Writing to Ozone in Spark
Since the purpose of this blog is to show lineage for data that exists in Ozone, I’m going to do a simple transformation in the Spark shell and write the data out to Ozone. Feel free to bring your code or run queries as you’d like against the data you have there. If you want to follow along, here are the steps:
- Launch spark-shell in client mode
spark-shell --master yarn --deploy-mode client --conf spark.yarn.access.hadoopFileSystems=ofs://ozone1/data/tpc/
- Create a dataset from the customer table
val customerDs = spark.sql("SELECT * FROM tpcds_text_10.customer")
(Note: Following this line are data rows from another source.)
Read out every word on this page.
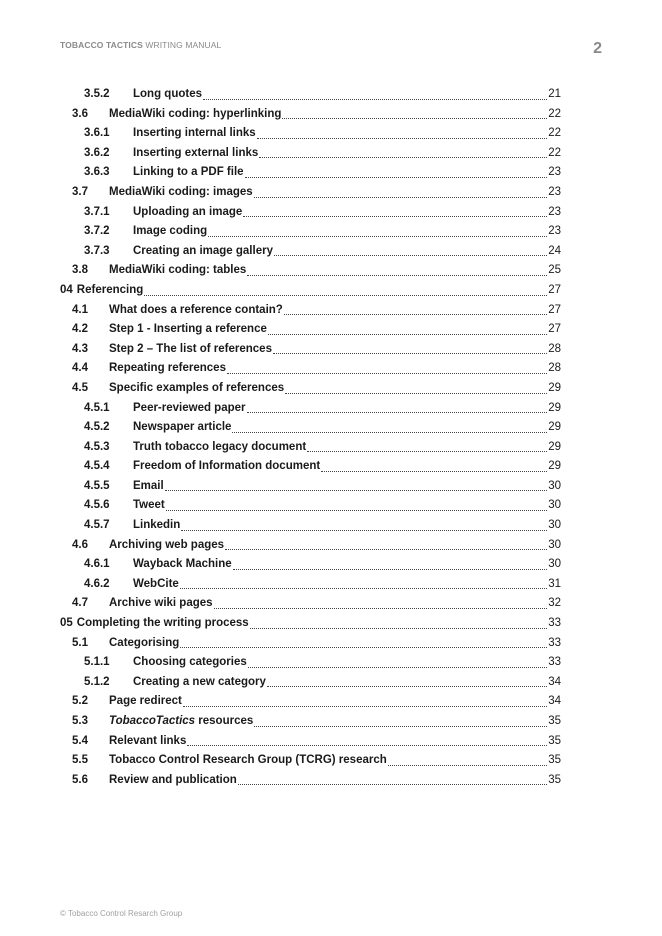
TOBACCO TACTICS WRITING MANUAL	2
3.5.2	Long quotes	21
3.6	MediaWiki coding: hyperlinking	22
3.6.1	Inserting internal links	22
3.6.2	Inserting external links	22
3.6.3	Linking to a PDF file	23
3.7	MediaWiki coding: images	23
3.7.1	Uploading an image	23
3.7.2	Image coding	23
3.7.3	Creating an image gallery	24
3.8	MediaWiki coding: tables	25
04 Referencing	27
4.1	What does a reference contain?	27
4.2	Step 1 - Inserting a reference	27
4.3	Step 2 – The list of references	28
4.4	Repeating references	28
4.5	Specific examples of references	29
4.5.1	Peer-reviewed paper	29
4.5.2	Newspaper article	29
4.5.3	Truth tobacco legacy document	29
4.5.4	Freedom of Information document	29
4.5.5	Email	30
4.5.6	Tweet	30
4.5.7	Linkedin	30
4.6	Archiving web pages	30
4.6.1	Wayback Machine	30
4.6.2	WebCite	31
4.7	Archive wiki pages	32
05 Completing the writing process	33
5.1	Categorising	33
5.1.1	Choosing categories	33
5.1.2	Creating a new category	34
5.2	Page redirect	34
5.3	TobaccoTactics resources	35
5.4	Relevant links	35
5.5	Tobacco Control Research Group (TCRG) research	35
5.6	Review and publication	35
© Tobacco Control Resarch Group
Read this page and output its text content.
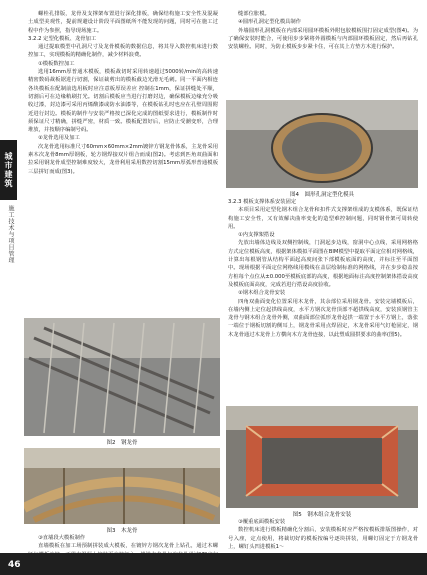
城市建筑
施工技术与项目管理

螺栓孔排版，龙骨及支撑架布置进行深化排板，确保结构施工安全性及混凝土成型美观性，提前规避设计阶段平面图纸所不能发现的问题，同时可在施工过程中作为参照，指导现场施工。

3.2.2 定型化模板、龙骨加工

通过提取模型中孔洞尺寸及龙骨模板的数据信息，将其导入数控机床进行数控加工，实现模板的精确化制作，减少材料浪费。

①模板数控加工

选用16mm厚普通木模板，模板裁切时采用转速超过5000转/min的高转速精密数码裁板锯进行切割，保证裁剪出的模板截边光滑无毛刺。同一平面内相连各块模板在配制前选用板时应注意板厚误差应 控制在1mm，保证拼缝处平顺，切割后可在边缘稍刷打光。切割后模板应当进行打磨封边，确保模板边缘充分吸收过漆，封边漆可采用丙烯酸漆或防水油漆等，在模板钻孔时也应在孔壁周围附近进行封边。模板的制作与安装严格按已深化完成的图纸要求进行，模板制作时须保证尺寸精确，拼缝严密，材质一致。模板配置好后，应防止受潮变形，合理堆放，并按顺序编制号码。

②龙骨选用及加工

次龙骨选用标准尺寸60mm×60mm×2mm镀锌方钢龙骨体系，主龙骨采用素木次龙骨8mm厚钢板，轮方钢焊接双片组合而成(图2)。考虑到匹角双曲面和拉采用钢龙骨成型控制难度较大，龙骨利用采用数控切割15mm厚弧形普通模板三层拼钉而成(图3)。

图2　钢龙骨
图3　木龙骨

③直墙段大模板制作

直墙模板在加工场预制拼装成大模板，在镀锌方钢次龙骨上钻孔，通过木螺

缝部位胀模。

④圆形孔洞定型化模具制作

外墙圆形孔洞模板在内部采用圆环模板外附包胶模板围打固定成型(图4)。为了确保安装时能合，可使用步步紧将外圆模板与内部圆环模板固定，然后再钻孔安装螺栓。同时，为防止模板步步紧卡住，可在其上方垫方木进行保护。

图4　圆形孔洞定型化模具

3.2.3 模板支撑体系安装固定

本项目采用定型化钢木组合龙骨和扣件式支撑架组成的支模体系，既保证结构施工安全性，又有效解决曲率变化的造型难控制问题，同时钢骨架可周转使用。

①内支撑架搭设

先放出墙体边线及双侧控制线，门洞起步边线，窗洞中心点线，采用网格格方式定位模板高度，根据架体模拟平面图在BIM模型中提取平面定位相对网格线，计算出每根钢管从结构平面起高度间张下部模板底面的高度，并标注至平面图中。现场根据平面定位网格线用模线在盖层绘制标准的网格线，并在步步稳盖按方桩每个点位从±0.000至模板底部的高度，根据地面标注高度控制架体搭设高度及模板底面高度，完成若进行搭设高度验收。

②钢木组合龙骨安装

四角双曲面变化位置采用木龙骨，其余部位采用钢龙骨。安装完墙模板后，在墙内侧上定位起拱线高度，水平方钢次龙骨顶部不超拱线高度，安装顶钢管主龙骨与钢木组合龙骨外侧，双曲面部位弧形龙骨起拱一端置于水平方钢上，落张一端位于钢板切割的侧耳上，钢龙骨采用点焊固定，木龙骨采用气钉枪固定，钢木龙骨通过木龙骨上方横向木方龙骨连接，以此塑成圆拱要求的曲率(图5)。

图5　钢木组合龙骨安装

③覆重底面模板安装

数控机床进行模板精确化分割后，安装模板时应严格按模板排版图操作，对号入座，定点使用，将裁切好的模板按编号逐块拼装，用螺钉固定于方钢龙骨上，螺钉头凹进模板1～

46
- Fill in any nulls for the columns c_birth_year, c_birth_month, and c_birth_day. In this example, we’re filling null years with 1970 and null months and days with 1.
val noDobNulls = customerDs.na.fill(1970, Seq("c_birth_year")).na.fill(1, Seq("c_birth_month", "c_birth_day"))
- Left pad the month and day columns so they’re all the same length and create the birthDate column to concatenate year, month, and day separated by a dash.
val paddedMonth = lpad(col("c_birth_month"), 2, "0") val paddedDay = lpad(col("c_birth_day"), 2, "0") val birthDate = concat_ws("-", col("c_birth_year"), paddedMonth, paddedDay)
- Add the c_birth_date column to the dataset where we filled in null values
val customerWithDob = noDobNulls.withColumn("c_birth_date", birthDate)
- Write the transformed data to Ozone in ORC format
customerWithDob.write.mode(SaveMode.Overwrite).orc("ofs://ozone1/data/tpc/tpcds/10/customer_orc")
Going back to Atlas, you can see the lineage has propagated from our Spark process.
Summary
Now you have seen how CDP provides an easier transition to an on-prem, private cloud architecture without sacrificing crucial aspects of security, governance, and lineage. With Ozone in place, you can begin to scale-out compute and storage separately and overcome the limitations of HDFS. If you want to continue experimenting with Ozone and Atlas, you can try writing to Ozone via Kafka using our documented configuration examples. Then you can import Kafka lineage using the Atlas Kafka import tool provided with CDP. After that, checkout our Knowledge Hub to see what all is available to you with CDP and how to get there!